Bernsteinperle aus dem Grab von Otzing (Foto: ASM, St. Friedrich)
Bernsteinperle aus dem Grab von Otzing (Foto: ASM, St. Friedrich)

In den Restaurierungswerkstätten der Archäologischen Staatssammlung wurde in den letzten Jahren ein reiches Grab der frühen Keltenzeit (660-620 v. Chr.) aus Otzing, Lkr. Deggendorf, Niederbayern restauriert. Der Grabfund ist in seiner Erhaltung in Mitteleuropa einzigartig. Durch eine komplizierte und aufwändige Restaurierung wurden die Überreste des Grabes komplett konserviert. Detaillierte Analysen ermöglichen mit Hilfe naturwissenschaftlicher Untersuchungen einen lebendigen Blick in eine 2700 Jahre zurückliegende Lebenswelt.

Die Story im Detail - Die Ausgrabung

Entzerrte Senkrechtaufnahme der Grabkammer: Geschirrsatz (l.), Tierknochenreste (Speisebeigabe) (m.), Reste des Skelettes (r.) (Foto: Kreisarchäologie Deggendorf, Fa. ARCTEAM)
Entzerrte Senkrechtaufnahme der Grabkammer: Geschirrsatz (l.), Tierknochenreste (Speisebeigabe) (m.), Reste des Skelettes (r.) (Foto: Kreisarchäologie Deggendorf, Fa. ARCTEAM)

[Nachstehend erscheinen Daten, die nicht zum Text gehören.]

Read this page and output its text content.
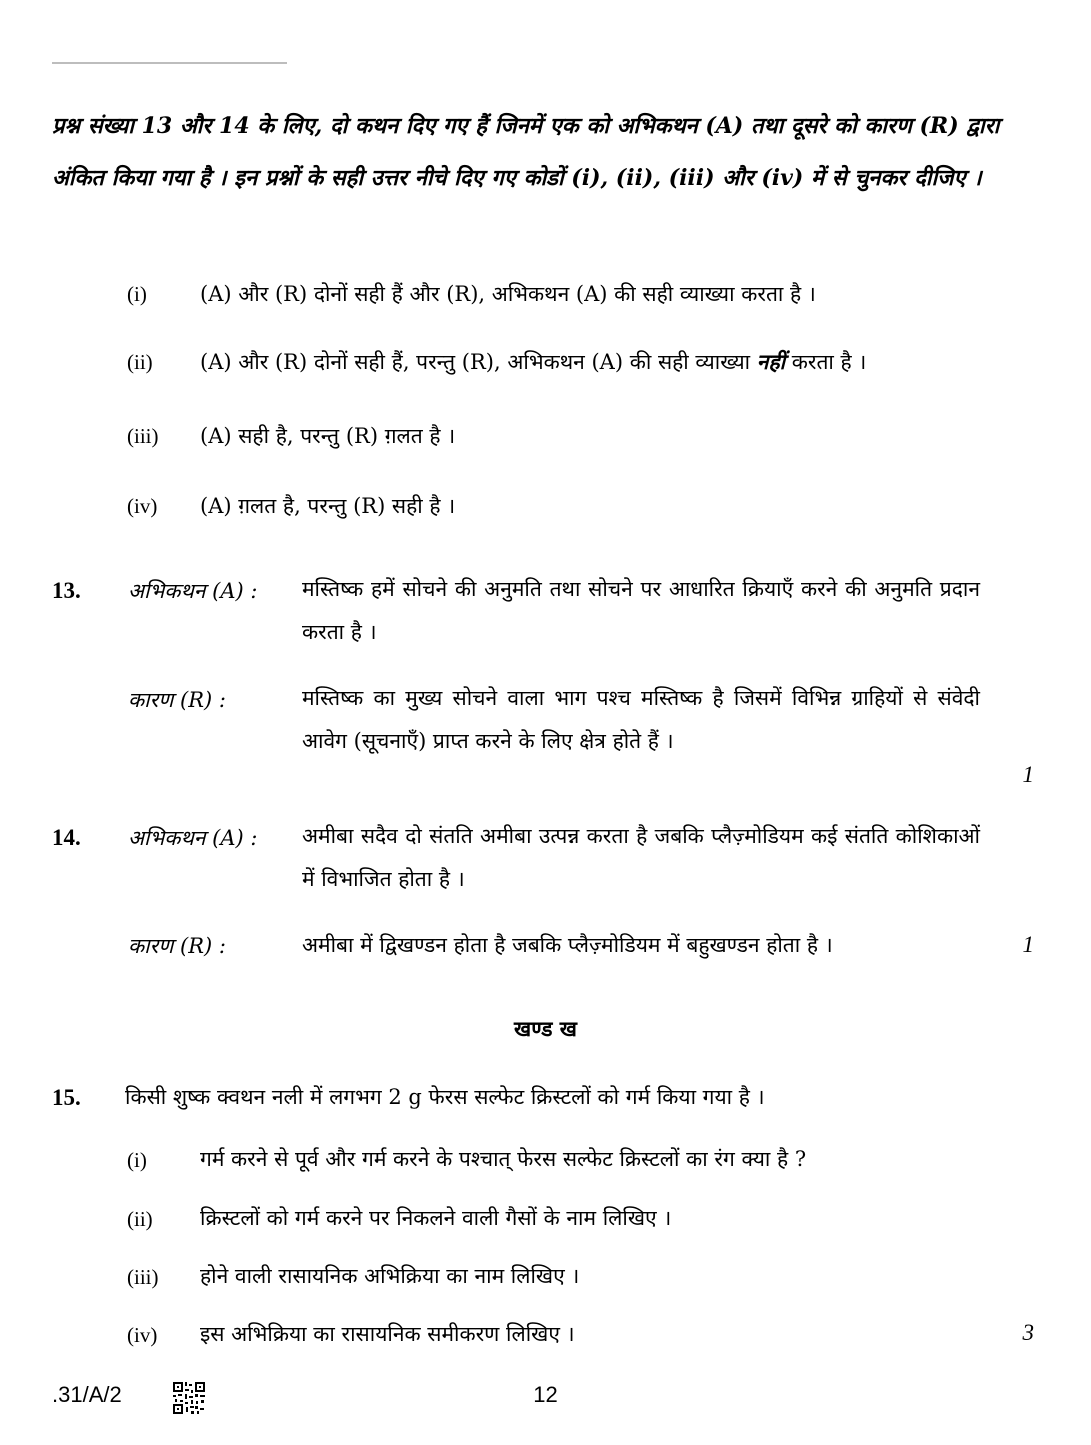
प्रश्न संख्या 13 और 14 के लिए, दो कथन दिए गए हैं जिनमें एक को अभिकथन (A) तथा दूसरे को कारण (R) द्वारा अंकित किया गया है । इन प्रश्नों के सही उत्तर नीचे दिए गए कोडों (i), (ii), (iii) और (iv) में से चुनकर दीजिए ।
(i)	(A) और (R) दोनों सही हैं और (R), अभिकथन (A) की सही व्याख्या करता है ।
(ii) (A) और (R) दोनों सही हैं, परन्तु (R), अभिकथन (A) की सही व्याख्या नहीं करता है ।
(iii) (A) सही है, परन्तु (R) ग़लत है ।
(iv) (A) ग़लत है, परन्तु (R) सही है ।
13. अभिकथन (A) : मस्तिष्क हमें सोचने की अनुमति तथा सोचने पर आधारित क्रियाएँ करने की अनुमति प्रदान करता है ।
कारण (R) :	मस्तिष्क का मुख्य सोचने वाला भाग पश्च मस्तिष्क है जिसमें विभिन्न ग्राहियों से संवेदी आवेग (सूचनाएँ) प्राप्त करने के लिए क्षेत्र होते हैं ।
1
14. अभिकथन (A) : अमीबा सदैव दो संतति अमीबा उत्पन्न करता है जबकि प्लैज़्मोडियम कई संतति कोशिकाओं में विभाजित होता है ।
कारण (R) :	अमीबा में द्विखण्डन होता है जबकि प्लैज़्मोडियम में बहुखण्डन होता है ।	1
खण्ड ख
15. किसी शुष्क क्वथन नली में लगभग 2 g फेरस सल्फेट क्रिस्टलों को गर्म किया गया है ।
(i)	गर्म करने से पूर्व और गर्म करने के पश्चात् फेरस सल्फेट क्रिस्टलों का रंग क्या है ?
(ii) क्रिस्टलों को गर्म करने पर निकलने वाली गैसों के नाम लिखिए ।
(iii) होने वाली रासायनिक अभिक्रिया का नाम लिखिए ।
(iv) इस अभिक्रिया का रासायनिक समीकरण लिखिए ।	3
.31/A/2	12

Archäologische Ausgrabungen in Bayern werden fast immer durch Baumaßnahmen ausgelöst. Im Juli 2011 wurde bei der Anlage eines Sportplatzes neben vorzeitlichen Siedlungsspuren Gräber der frühen Keltenzeit entdeckt. Die Ausgrabungen leitete der Kreisarchäologe Dr. Karl Schmotz. Eine ungewöhnlich große Grabgrube war von einem Kreisgraben umgeben. Dieser begrenzte einen über dem Grab aufgeschütteten Grabhügel, der über Jahrhunderte hinweg vollständig durch den Ackerbau eingeebnet wurde.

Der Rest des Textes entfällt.